Les notions de contrainte et d'émancipation sont depuis longtemps associées pour définir de façon paradoxale le dispositif de formation instrumenté, ainsi (Peraya, 1999) considère qu'« un dispositif est une instance, un lieu social d'interaction et de coopération possédant ses intentions, son fonctionnement matériel et symbolique enfin, ses modes d'interactions propres. », pour (Belin, 1999) c'est un « environnement tolérant à l'erreur », pour (Linard, 2002) « c'est quand le sujet est autorisé à être acteur, et non pas opérateur passif, que l'idéologie normative de la rationalisation technique se transforme en idéologie émancipatrice par sa mise à disposition au service de l'activité humaine ». Enfin pour (Astier, 2012, p. 19) « le dispositif est dépositaire de contrainte et d'initiative » sa « conception [est] continuée dans ses usages ». Ces définitions insistent donc à la fois sur le rapport qu'entretien au sein d'un dispositif de formation instrumenté la contrainte et l'émancipation, sur l'importance de l'usage dans la renégociation de ce rapport et sur la place laissée aux acteurs pour la mener.
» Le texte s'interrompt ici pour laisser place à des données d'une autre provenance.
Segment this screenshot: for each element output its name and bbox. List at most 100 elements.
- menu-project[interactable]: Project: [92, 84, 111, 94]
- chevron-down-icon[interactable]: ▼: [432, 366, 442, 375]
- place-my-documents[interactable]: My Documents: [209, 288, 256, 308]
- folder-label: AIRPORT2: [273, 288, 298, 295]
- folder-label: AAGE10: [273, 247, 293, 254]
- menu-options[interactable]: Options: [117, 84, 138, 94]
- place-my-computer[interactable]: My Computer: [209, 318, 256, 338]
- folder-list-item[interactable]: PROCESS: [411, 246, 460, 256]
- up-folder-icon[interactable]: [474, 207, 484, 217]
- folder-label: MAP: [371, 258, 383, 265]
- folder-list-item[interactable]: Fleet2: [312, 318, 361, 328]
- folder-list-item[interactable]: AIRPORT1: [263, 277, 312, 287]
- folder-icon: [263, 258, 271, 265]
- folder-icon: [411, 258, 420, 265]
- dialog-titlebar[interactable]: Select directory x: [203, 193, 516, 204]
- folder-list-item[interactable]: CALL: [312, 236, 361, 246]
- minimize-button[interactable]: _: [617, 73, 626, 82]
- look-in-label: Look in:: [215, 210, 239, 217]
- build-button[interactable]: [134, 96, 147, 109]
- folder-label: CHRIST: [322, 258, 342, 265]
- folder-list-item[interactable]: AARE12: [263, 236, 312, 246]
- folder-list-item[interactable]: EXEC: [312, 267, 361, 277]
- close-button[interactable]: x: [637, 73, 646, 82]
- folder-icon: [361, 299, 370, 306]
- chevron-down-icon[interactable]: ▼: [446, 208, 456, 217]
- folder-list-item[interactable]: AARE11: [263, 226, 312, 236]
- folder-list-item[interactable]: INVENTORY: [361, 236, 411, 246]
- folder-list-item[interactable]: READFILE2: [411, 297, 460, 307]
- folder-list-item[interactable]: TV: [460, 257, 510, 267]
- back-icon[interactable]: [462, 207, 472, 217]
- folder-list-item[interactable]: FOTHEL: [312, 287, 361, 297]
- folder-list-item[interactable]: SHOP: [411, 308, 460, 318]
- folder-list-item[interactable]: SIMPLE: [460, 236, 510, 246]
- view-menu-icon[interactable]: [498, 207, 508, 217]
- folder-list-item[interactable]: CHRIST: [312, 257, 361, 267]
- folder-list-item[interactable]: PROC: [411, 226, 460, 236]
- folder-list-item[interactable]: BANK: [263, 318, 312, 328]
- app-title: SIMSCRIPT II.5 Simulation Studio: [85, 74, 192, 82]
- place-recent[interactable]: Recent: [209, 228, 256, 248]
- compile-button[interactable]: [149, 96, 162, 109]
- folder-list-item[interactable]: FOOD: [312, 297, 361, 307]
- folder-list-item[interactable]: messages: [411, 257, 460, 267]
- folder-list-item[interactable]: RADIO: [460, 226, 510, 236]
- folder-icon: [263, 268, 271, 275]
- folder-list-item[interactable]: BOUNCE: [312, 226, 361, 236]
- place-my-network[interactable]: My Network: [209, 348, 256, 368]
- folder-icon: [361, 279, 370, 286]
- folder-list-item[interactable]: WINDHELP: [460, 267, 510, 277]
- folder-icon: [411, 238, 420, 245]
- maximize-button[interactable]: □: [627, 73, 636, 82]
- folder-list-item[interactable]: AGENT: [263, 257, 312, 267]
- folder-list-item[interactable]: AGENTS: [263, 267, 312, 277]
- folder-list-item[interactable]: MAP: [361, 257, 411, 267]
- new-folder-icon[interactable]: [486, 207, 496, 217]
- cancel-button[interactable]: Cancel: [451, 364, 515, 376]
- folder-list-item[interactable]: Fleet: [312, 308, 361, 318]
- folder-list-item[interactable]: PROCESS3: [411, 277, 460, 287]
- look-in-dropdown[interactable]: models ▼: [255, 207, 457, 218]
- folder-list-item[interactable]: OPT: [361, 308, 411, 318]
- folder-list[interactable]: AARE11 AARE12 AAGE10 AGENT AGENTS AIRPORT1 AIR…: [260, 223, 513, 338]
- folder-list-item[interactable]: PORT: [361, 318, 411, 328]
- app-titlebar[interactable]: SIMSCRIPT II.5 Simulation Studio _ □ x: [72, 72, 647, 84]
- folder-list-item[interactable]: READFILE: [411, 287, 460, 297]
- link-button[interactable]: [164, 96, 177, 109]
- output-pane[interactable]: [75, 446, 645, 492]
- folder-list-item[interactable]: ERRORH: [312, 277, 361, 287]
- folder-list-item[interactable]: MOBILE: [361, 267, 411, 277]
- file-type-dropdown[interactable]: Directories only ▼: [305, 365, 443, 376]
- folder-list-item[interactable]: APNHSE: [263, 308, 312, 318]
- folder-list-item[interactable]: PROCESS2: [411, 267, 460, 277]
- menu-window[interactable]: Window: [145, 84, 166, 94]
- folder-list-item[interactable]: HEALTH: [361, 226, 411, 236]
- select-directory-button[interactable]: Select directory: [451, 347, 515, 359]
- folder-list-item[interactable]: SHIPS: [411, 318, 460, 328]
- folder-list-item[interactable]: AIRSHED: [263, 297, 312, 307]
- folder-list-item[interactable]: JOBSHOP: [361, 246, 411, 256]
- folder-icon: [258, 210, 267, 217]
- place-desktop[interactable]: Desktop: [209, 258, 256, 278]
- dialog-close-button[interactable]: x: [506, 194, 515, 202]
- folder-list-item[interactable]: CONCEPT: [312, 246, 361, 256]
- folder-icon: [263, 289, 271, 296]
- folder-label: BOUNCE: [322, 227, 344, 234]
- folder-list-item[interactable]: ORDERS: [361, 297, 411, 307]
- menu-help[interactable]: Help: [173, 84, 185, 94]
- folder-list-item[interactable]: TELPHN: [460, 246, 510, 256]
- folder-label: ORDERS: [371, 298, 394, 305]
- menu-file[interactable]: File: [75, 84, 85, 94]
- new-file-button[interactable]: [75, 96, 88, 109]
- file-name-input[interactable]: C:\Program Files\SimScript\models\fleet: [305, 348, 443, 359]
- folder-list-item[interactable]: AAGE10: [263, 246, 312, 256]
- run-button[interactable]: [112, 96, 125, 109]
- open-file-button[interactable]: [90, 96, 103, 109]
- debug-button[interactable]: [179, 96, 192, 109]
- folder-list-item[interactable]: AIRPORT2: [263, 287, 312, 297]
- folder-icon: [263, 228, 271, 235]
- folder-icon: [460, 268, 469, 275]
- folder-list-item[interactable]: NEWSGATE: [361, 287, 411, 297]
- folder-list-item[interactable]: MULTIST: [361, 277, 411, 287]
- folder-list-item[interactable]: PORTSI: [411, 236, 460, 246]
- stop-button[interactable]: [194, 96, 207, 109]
Sur le plan de l'instrument, les travaux de (Rabardel, 1995) autour de la genèse instrumentale offrent un cadre théorique souvent sollicité pour expliquer comment cette renégociation à lieu, plus précisément dans le cadre des dispositifs de formation instrumentés.
Sur le plan de la motivation des apprenants à s'engager et à persister dans les dispositifs de formation, et compte tenu de la définition que nous avons posée, il est possible de solliciter les théories « du locus de contrôle » (Rotter, 1966), (Levenson, 1973), « du sentiment d'efficacité personnel » (Bandura, 1982), du « continuum de l'autodétermination » (Deci & Ryan, 1985) pour étudier pourquoi certains dispositifs qui laissent moins de possibilités d'action aux acteurs sont d'autant moins susceptibles de supporter leur engagement.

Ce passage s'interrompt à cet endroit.